Our Thoughts

Fiduciary Liability Insurance: Have You Covered Your Assets?

You’ve done right by your employees and created a retirement benefit plan that works for them as well as your business. 

Now take the next step. Consider whether fiduciary liability insurance is worth the cost to protect your company and personal assets. 

Legal risk is probably not top of mind as you plan your company’s retirement benefits. Nevertheless, the Employee Retirement Income Security Act of 1974 (ERISA) places a fiduciary duty on plan administrators, managers, and trustees. ERISA assigns these fiduciaries specific responsibilities to represent the best interests of the plan’s participants.  
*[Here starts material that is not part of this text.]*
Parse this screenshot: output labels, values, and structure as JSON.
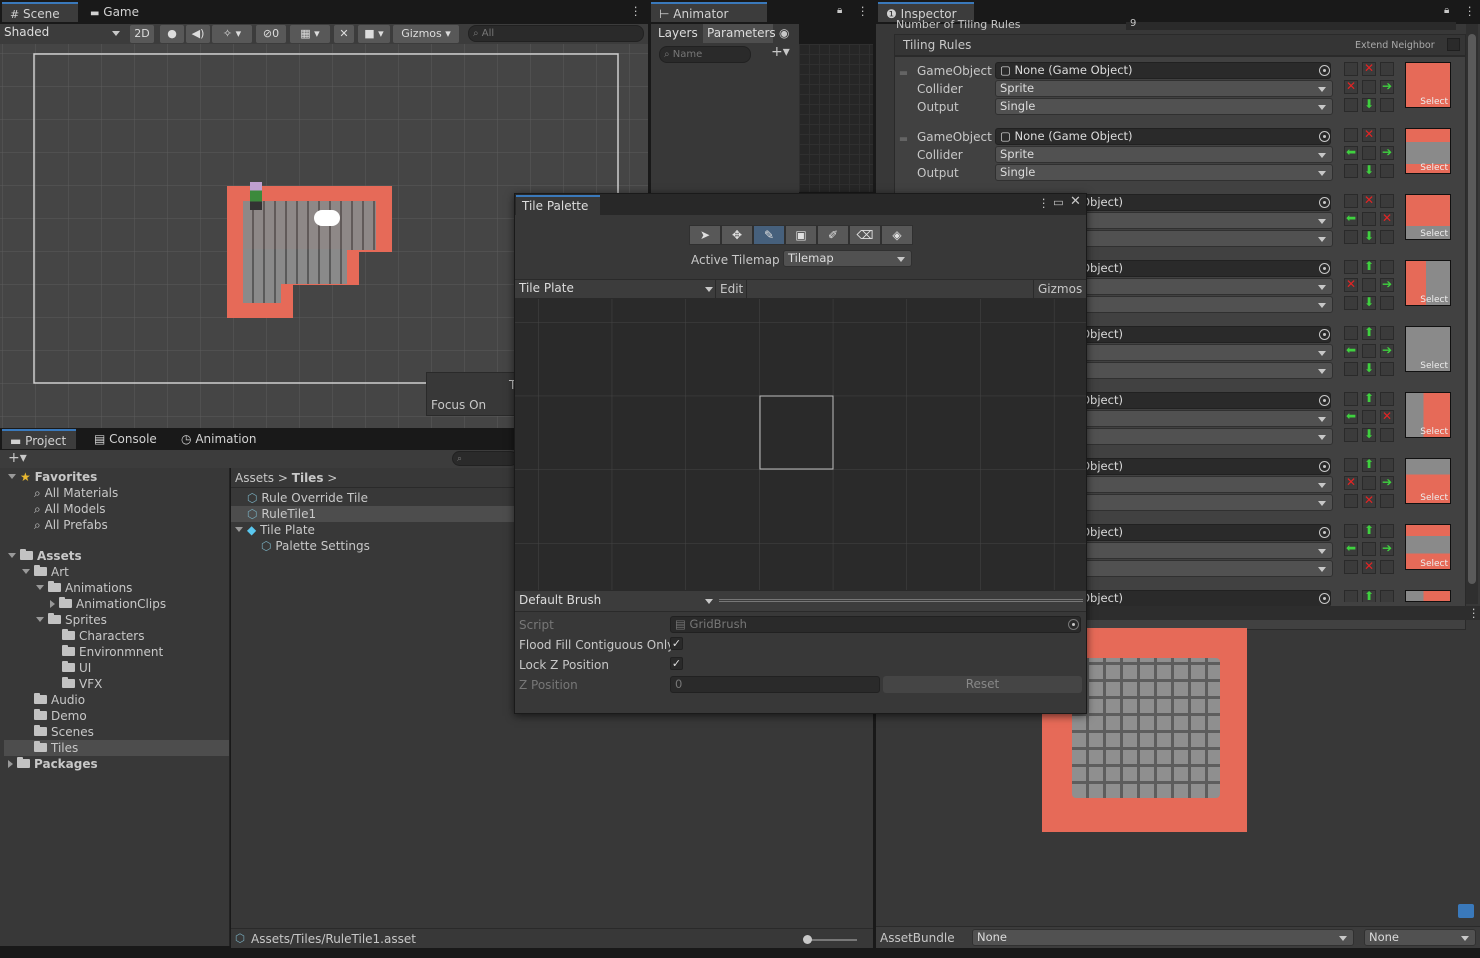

Even well-intentioned fiduciaries can trip on red tape 

The Department of Labor (DOL) enforces ERISA regulations. They can be complex and require regular monitoring. Just a few examples of fiduciary responsibilities include: 

  • Follow the terms of benefit plan documents. 
  • Diversify investments. 
  • Monitor investment performance. 
  • Avoid conflicts of interest. 
  • Limit expenses to reasonable costs of administering the plan. 
  • Document decision-making processes. 

You may do your best to fulfill your duties and still find yourself at legal risk:  

  • Fiduciary responsibilities can extend to people on your team who may not even realize they are bound by ERISA. 
  • Fiduciary violations are subject to government penalties and/or legal challenges. 
  • Litigation can be costly even when a claim has no merit. 

Balance insurance costs with peace of mind 

Fiduciary Liability insurance is meant to protect your business and assets against claims of breach of fiduciary duties. A policy can reduce litigation costs for your business and protect personal and company assets. Many policies even cover the cost of DOL investigations. 

Here are points to consider as you think about insuring your business:  

  • ERISA requires fidelity bonds for the benefit of the retirement plan or plan beneficiaries who may be harmed by dishonest administrators or trustees. But this type of insurance does not protect administrators or trustees themselves. Your business could still be subject to costly litigation. 
  • You can purchase fiduciary liability insurance as a separate policy. In most cases, though, it is offered as a rider on policies that cover employment practices and director and officer liability. 
  • The best fiduciary liability insurance policy is generally one with the broadest possible statement of coverage. This is because ERISA’s definition of a fiduciary is functional and covers anyone who acts in a fiduciary role, no matter his or her title. The people on your team who select retirement plan investments, for example, are fiduciaries, even if they haven’t formally been assigned that duty. 
  • Fiduciary liability insurance is not mandatory. Your company may pay premiums for years and never need to take advantage of the coverage. The decision to purchase a policy comes down to weighing the cost against the risks posed by complex regulations, litigation, and steep prices. 

With so much at stake, fiduciary liability insurance is often the wisest way to limit potential liability.  While we do not offer this insurance as a product, FJY Financial can help you decide if this protection makes sense for your business.